Previously the Dockerfile was copying the old version that had
cudaMemPrefetchAsync completely removed, which caused cublasGemmEx
crashes because model weights stayed in LPDDR and cuBLAS couldn't
access them. This version prefetches allocations <2 GiB (model
weights) to GPU but skips large allocations (KV cache).
Key changes:
- managed_alloc.cu: Add cudaMemPrefetchAsync to migrate pages to GPU
immediately (prevents OOM from system RAM pinning on EGM systems
where only ~102 GiB RAM remains). Add cudaMemAdviseSetAccessedBy
for CPU so reads go over C2C NVLink without page migration.
- vllm_managed_mem.py: Rewrite with idempotent patches, proper
MemorySnapshot.measure() override, and torch.cuda tracking stubs
for CUDAPluggableAllocator compatibility.
- sitecustomize.py: Auto-loaded by Python in ALL subprocesses
(including vLLM EngineCore). Applies allocator swap, torch patches,
MemorySnapshot override, and request_memory override before any
CUDA operations in spawned processes.
- Dockerfile: Install sitecustomize.py into Python dist-packages.

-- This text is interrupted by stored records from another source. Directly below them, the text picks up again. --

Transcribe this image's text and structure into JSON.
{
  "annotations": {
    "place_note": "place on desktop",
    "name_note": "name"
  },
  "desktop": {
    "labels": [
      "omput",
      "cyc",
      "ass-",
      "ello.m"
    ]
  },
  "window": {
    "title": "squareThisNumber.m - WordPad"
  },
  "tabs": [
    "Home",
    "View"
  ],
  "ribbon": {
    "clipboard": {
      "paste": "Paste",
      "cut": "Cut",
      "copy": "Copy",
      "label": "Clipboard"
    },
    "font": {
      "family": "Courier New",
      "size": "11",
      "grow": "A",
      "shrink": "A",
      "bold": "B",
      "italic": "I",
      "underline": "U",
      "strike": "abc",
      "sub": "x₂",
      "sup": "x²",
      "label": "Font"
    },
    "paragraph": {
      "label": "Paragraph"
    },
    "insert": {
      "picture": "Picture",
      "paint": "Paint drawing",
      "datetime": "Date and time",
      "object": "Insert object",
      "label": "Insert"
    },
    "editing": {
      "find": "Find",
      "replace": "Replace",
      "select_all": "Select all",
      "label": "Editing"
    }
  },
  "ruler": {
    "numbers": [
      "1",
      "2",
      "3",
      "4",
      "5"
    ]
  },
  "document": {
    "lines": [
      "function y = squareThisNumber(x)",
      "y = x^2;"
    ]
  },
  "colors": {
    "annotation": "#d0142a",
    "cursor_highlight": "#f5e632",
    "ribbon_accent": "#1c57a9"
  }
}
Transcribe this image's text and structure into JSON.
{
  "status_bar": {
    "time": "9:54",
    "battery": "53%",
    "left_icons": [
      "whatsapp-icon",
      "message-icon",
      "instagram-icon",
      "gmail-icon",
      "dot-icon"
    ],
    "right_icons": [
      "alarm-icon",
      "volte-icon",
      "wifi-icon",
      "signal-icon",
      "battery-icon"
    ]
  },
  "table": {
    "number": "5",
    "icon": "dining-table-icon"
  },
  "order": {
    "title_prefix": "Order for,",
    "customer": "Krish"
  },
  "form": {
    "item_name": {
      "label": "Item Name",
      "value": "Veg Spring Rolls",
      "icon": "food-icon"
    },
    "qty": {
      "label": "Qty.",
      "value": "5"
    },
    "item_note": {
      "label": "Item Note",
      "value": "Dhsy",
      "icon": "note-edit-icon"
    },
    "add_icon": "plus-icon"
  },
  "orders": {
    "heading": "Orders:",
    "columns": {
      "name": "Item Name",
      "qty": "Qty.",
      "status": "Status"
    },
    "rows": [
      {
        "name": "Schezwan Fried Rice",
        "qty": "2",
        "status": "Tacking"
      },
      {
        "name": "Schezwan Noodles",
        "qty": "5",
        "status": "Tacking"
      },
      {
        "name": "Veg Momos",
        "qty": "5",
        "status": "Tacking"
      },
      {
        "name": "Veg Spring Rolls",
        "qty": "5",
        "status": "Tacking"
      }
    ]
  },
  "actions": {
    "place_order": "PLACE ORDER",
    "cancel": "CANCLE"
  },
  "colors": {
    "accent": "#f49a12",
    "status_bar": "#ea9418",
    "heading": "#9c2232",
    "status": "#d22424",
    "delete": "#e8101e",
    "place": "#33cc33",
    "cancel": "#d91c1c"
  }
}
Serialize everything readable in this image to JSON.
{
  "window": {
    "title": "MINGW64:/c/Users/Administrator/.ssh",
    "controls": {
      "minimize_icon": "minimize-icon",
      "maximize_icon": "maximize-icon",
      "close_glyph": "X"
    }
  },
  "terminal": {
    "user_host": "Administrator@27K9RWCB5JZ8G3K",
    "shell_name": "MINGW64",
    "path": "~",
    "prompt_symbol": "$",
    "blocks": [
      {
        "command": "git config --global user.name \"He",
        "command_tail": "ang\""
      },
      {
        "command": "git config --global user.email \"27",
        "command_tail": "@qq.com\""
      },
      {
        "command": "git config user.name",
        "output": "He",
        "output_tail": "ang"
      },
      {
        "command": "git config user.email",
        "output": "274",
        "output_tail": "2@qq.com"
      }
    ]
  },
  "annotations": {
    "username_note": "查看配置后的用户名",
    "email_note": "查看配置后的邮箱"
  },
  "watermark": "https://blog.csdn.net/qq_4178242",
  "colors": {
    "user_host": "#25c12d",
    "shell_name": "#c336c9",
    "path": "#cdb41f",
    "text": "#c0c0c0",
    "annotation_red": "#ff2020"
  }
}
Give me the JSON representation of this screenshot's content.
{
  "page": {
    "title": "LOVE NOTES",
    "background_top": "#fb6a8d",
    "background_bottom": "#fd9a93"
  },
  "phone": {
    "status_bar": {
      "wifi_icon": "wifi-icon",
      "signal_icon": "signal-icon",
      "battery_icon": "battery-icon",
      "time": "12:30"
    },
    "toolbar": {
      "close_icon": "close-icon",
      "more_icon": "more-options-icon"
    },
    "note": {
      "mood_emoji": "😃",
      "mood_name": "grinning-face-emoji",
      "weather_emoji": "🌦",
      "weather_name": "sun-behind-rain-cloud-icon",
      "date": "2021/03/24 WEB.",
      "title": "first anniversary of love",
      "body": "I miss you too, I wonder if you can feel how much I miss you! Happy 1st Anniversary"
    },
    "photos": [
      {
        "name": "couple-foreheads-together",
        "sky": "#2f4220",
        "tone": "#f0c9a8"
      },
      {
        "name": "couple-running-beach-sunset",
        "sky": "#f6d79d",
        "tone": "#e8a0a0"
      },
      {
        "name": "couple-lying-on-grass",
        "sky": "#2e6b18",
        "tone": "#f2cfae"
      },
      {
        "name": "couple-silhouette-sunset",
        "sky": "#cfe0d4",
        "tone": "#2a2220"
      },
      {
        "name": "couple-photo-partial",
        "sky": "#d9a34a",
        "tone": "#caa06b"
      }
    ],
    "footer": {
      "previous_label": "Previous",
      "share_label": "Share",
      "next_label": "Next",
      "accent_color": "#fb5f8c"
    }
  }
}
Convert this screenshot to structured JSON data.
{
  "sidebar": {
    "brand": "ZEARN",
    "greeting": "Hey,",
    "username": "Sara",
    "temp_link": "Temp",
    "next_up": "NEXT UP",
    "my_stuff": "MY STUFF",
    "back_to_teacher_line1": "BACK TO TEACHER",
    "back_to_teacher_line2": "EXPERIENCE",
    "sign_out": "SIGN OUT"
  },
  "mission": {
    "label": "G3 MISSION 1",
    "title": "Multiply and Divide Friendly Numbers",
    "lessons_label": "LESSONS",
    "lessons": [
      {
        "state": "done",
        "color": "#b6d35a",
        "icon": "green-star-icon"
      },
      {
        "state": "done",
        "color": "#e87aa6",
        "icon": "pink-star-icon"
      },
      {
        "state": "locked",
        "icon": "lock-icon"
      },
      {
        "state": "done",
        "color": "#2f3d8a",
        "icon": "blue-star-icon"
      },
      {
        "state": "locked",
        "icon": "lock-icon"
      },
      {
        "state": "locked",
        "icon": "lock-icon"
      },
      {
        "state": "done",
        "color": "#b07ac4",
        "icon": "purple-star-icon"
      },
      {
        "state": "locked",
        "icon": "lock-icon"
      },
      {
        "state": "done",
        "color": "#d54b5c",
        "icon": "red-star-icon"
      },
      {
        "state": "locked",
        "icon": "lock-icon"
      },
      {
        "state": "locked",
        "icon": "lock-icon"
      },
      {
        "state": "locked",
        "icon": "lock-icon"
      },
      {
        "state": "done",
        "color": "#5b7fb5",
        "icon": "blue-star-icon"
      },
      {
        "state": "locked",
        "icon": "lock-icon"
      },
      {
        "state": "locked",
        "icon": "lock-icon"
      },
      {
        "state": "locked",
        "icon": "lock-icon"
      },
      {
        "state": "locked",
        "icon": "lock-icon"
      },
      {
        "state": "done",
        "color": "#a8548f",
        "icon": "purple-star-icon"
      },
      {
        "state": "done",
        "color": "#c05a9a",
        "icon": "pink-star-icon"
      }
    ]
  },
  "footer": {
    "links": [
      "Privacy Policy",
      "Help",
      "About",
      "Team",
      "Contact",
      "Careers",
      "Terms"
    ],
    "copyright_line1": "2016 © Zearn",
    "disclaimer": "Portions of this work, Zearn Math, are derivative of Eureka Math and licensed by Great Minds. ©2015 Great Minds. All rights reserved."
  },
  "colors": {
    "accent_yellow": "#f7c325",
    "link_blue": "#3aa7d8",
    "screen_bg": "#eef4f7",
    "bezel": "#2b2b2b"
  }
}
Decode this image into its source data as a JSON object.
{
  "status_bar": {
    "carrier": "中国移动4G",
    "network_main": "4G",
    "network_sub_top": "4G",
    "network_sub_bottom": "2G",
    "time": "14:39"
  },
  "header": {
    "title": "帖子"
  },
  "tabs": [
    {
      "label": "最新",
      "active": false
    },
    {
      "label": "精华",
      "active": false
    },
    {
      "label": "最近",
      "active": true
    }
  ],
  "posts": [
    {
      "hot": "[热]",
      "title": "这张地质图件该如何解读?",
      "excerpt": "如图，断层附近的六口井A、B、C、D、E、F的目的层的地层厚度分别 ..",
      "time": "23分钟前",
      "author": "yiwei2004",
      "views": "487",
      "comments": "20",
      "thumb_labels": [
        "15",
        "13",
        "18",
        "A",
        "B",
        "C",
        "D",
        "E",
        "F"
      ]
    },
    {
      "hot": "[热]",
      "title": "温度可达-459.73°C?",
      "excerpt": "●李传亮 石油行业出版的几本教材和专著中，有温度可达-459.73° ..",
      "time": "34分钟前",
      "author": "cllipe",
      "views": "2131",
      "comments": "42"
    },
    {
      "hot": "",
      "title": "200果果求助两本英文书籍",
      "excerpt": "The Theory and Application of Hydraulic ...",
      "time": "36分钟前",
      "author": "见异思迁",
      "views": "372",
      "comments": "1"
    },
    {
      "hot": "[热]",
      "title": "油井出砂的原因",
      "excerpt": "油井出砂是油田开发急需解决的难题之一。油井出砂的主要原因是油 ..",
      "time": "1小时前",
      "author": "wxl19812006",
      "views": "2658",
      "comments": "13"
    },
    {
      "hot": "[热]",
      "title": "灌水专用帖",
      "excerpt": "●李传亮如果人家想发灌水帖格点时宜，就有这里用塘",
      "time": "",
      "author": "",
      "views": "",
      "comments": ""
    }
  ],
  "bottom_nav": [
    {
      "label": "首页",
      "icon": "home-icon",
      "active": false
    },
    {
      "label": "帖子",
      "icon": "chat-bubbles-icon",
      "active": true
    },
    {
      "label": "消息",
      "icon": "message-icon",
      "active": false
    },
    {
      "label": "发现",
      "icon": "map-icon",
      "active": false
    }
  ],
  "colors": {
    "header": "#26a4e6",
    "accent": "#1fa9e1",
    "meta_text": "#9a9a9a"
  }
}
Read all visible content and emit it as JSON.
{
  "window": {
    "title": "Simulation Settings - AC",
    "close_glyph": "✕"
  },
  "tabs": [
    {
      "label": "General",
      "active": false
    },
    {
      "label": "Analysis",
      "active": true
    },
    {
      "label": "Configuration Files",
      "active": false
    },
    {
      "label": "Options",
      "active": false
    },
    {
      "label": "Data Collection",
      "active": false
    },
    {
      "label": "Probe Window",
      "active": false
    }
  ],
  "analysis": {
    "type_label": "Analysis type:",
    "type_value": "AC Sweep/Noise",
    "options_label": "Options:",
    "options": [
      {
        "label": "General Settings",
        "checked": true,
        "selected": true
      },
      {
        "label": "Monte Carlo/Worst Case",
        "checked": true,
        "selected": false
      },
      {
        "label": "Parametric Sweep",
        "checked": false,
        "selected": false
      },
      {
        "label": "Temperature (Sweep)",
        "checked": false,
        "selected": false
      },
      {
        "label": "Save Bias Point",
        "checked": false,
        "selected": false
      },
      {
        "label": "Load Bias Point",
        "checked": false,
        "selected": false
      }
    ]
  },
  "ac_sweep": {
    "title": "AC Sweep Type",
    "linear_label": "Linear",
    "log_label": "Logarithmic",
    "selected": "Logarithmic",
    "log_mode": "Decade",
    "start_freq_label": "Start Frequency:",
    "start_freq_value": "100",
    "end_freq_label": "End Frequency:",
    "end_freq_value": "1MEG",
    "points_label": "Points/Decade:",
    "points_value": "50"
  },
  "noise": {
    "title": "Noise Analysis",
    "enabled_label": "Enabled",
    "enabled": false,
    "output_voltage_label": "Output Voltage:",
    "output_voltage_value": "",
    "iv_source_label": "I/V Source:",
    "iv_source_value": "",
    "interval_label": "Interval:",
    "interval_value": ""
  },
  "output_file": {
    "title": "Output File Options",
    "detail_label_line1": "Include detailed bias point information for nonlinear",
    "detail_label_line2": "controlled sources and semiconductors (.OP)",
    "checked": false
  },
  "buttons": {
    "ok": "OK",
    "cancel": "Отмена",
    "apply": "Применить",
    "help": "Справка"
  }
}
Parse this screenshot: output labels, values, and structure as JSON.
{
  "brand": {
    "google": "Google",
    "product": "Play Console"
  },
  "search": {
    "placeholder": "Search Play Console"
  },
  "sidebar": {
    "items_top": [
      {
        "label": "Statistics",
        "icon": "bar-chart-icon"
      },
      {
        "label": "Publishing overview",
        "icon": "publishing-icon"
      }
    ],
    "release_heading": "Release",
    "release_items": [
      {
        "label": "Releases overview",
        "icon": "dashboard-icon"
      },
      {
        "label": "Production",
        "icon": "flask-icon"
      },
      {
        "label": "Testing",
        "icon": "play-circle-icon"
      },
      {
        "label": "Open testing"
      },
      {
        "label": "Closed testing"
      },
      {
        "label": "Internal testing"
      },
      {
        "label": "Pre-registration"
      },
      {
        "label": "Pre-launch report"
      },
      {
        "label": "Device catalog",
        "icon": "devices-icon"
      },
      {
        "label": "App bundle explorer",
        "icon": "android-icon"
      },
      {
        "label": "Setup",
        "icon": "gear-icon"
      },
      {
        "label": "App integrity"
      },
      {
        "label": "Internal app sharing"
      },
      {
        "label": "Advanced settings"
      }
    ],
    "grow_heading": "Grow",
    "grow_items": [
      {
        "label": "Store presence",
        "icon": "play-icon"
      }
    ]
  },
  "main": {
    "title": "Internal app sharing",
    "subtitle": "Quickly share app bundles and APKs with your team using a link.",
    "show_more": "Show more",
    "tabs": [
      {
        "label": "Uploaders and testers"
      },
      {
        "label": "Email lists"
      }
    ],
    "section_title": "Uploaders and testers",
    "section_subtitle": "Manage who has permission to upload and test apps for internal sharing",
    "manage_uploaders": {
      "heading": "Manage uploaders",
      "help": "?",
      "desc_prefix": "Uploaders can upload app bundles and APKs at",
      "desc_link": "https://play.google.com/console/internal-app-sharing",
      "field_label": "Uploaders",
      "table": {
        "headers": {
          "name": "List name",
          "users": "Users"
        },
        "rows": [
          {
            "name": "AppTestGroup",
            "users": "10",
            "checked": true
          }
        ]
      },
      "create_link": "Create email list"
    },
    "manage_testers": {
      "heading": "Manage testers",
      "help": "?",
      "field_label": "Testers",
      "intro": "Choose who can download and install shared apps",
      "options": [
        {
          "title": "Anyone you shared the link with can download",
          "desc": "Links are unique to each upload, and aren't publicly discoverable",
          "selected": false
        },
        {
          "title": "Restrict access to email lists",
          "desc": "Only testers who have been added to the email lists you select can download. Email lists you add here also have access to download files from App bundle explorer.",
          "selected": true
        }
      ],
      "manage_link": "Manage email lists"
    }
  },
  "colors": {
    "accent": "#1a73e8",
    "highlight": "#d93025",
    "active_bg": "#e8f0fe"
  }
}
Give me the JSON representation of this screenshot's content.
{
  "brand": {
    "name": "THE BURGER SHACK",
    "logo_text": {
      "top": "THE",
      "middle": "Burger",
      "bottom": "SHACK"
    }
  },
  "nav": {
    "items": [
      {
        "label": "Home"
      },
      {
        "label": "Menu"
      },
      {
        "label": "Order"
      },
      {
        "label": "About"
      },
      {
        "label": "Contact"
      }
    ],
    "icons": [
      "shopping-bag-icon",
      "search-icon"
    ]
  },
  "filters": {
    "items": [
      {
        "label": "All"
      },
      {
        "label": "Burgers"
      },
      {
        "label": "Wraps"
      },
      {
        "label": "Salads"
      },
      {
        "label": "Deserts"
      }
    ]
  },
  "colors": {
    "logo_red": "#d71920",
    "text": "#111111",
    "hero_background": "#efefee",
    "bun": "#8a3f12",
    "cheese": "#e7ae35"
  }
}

- README.md: Full rewrite with EGM problem statement, memory layout,
architecture diagram, and build pipeline documentation.
- managed_alloc.cu: PyTorch pluggable allocator using cudaMallocManaged
- vllm_managed_mem.py: Launcher that patches vLLM for managed memory
- Dockerfile: Build and install managed memory components
This enables vLLM to use cudaMallocManaged for transparent page-fault
access to both HBM (~96 GiB) and LPDDR (EGM, up to 480 GiB additional)
on GH200 systems with Extended GPU Memory enabled.
Experimental branch: v0.19.0-cmm